On Apr. 20, M&I, Wisconsin's largest bank, said first-quarter lending margins improved and overdue loans eased. The first-quarter net loss of $115.4 million, or 27 cents a share, compared with analysts' average estimate for a loss of 40 cents in a Bloomberg survey.
In a note, Patten said M&I's first-quarter loss per share of 27 cents beat his estimate for a loss of 42 cents per share. He said the results showed a clear improvement in credit trends with both provisioning and credit-related overhead expenses down from the previous quarter. Patten also said the bank's reserve building also appears to be nearing an end, which, given the drop in non-performing loan inflows, should lead to declining provisioning expenses, allowing M&I to return to quarterly profitability over the coming quarters.

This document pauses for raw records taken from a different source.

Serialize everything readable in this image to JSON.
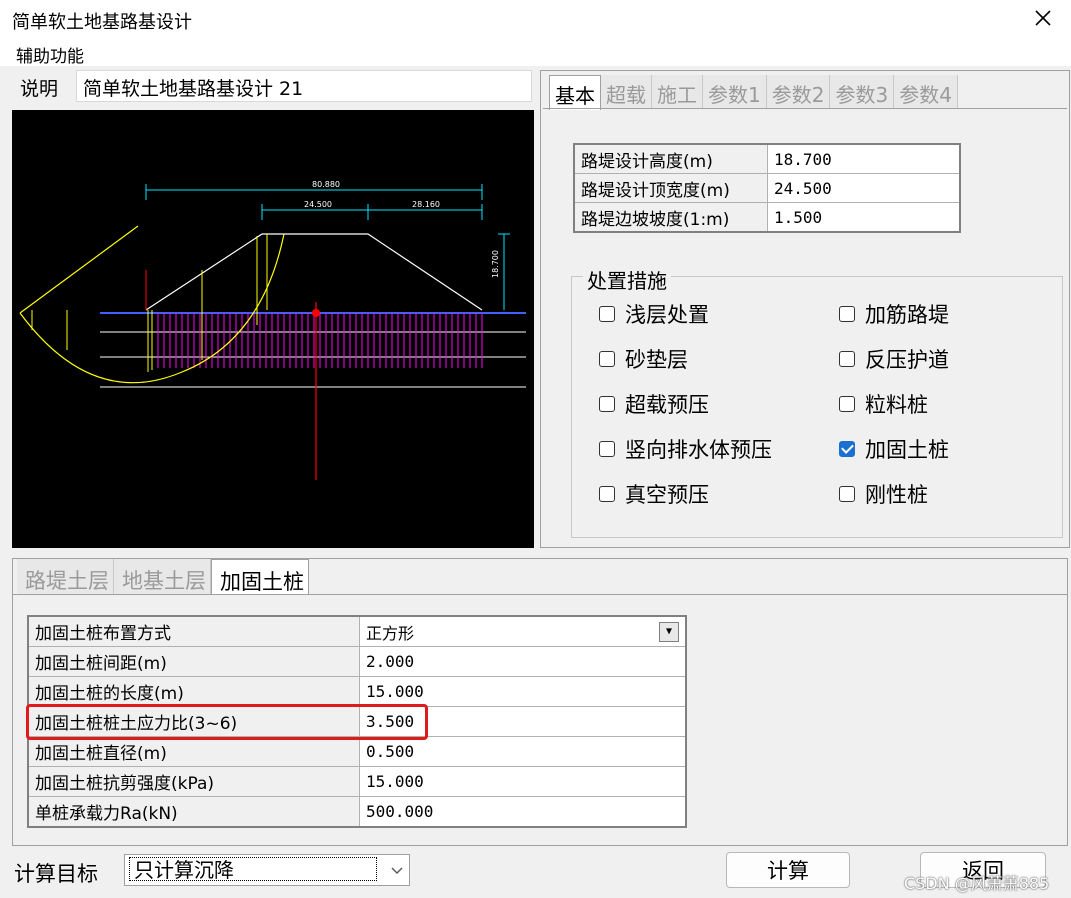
{
  "window": {
    "title": "简单软土地基路基设计"
  },
  "menu": {
    "items": [
      "辅助功能"
    ]
  },
  "description": {
    "label": "说明",
    "value": "简单软土地基路基设计 21"
  },
  "drawing": {
    "dims": [
      "80.880",
      "24.500",
      "28.160",
      "18.700"
    ],
    "colors": {
      "background": "#000000",
      "dim": "#00e5ff",
      "slip": "#ffff00",
      "piles": "#ff00ff",
      "axis": "#ff0000",
      "ground": "#ffffff"
    }
  },
  "right_tabs": [
    "基本",
    "超载",
    "施工",
    "参数1",
    "参数2",
    "参数3",
    "参数4"
  ],
  "basic_params": [
    {
      "key": "路堤设计高度(m)",
      "value": "18.700"
    },
    {
      "key": "路堤设计顶宽度(m)",
      "value": "24.500"
    },
    {
      "key": "路堤边坡坡度(1:m)",
      "value": "1.500"
    }
  ],
  "measures": {
    "label": "处置措施",
    "options": [
      {
        "label": "浅层处置",
        "checked": false
      },
      {
        "label": "加筋路堤",
        "checked": false
      },
      {
        "label": "砂垫层",
        "checked": false
      },
      {
        "label": "反压护道",
        "checked": false
      },
      {
        "label": "超载预压",
        "checked": false
      },
      {
        "label": "粒料桩",
        "checked": false
      },
      {
        "label": "竖向排水体预压",
        "checked": false
      },
      {
        "label": "加固土桩",
        "checked": true
      },
      {
        "label": "真空预压",
        "checked": false
      },
      {
        "label": "刚性桩",
        "checked": false
      }
    ]
  },
  "bottom_tabs": [
    "路堤土层",
    "地基土层",
    "加固土桩"
  ],
  "pile_params": [
    {
      "key": "加固土桩布置方式",
      "value": "正方形"
    },
    {
      "key": "加固土桩间距(m)",
      "value": "2.000"
    },
    {
      "key": "加固土桩的长度(m)",
      "value": "15.000"
    },
    {
      "key": "加固土桩桩土应力比(3~6)",
      "value": "3.500"
    },
    {
      "key": "加固土桩直径(m)",
      "value": "0.500"
    },
    {
      "key": "加固土桩抗剪强度(kPa)",
      "value": "15.000"
    },
    {
      "key": "单桩承载力Ra(kN)",
      "value": "500.000"
    }
  ],
  "calc_target": {
    "label": "计算目标",
    "value": "只计算沉降"
  },
  "buttons": {
    "calculate": "计算",
    "back": "返回"
  },
  "watermark": "CSDN @风萧萧885",
  "highlight_color": "#e01b1b"
}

The analyst said he put his estimates under review pending management's Apr. 20 conference call with analysts. He said he recommends buying the stock, particularly since it had fallen around 7% since Apr. 14.
Monster Worldwide Inc.: Credit Suisse equity analyst John Blackledge raised a rating on shares of Monster Worldwide Inc. (MWW) to outperform from neutral on Apr. 20. He also raised a price target on the shares to $22 from $15.
Blackledge said in a note he expects improving unemployment, increasing job openings, hirings and resignations to drive accelerating operating conditions for the world's largest online-recruiting company in 2011 and 22012. He said he believes the market may be underestimating the acceleration in deferred revenue in the fourth quarter of 2009, which was up 15% sequentially.
The analyst raised 2011 estimates for revenue to $1.05 billion from $1.01 billion and for earnings before interest, taxes, depreciation and amortization, or EBITDA, to $171 million from $14million. He also hiked 2012 estimates for revenues to $1.23 billion from $1.18 billion and for EBITDA to $245 million from $211 million.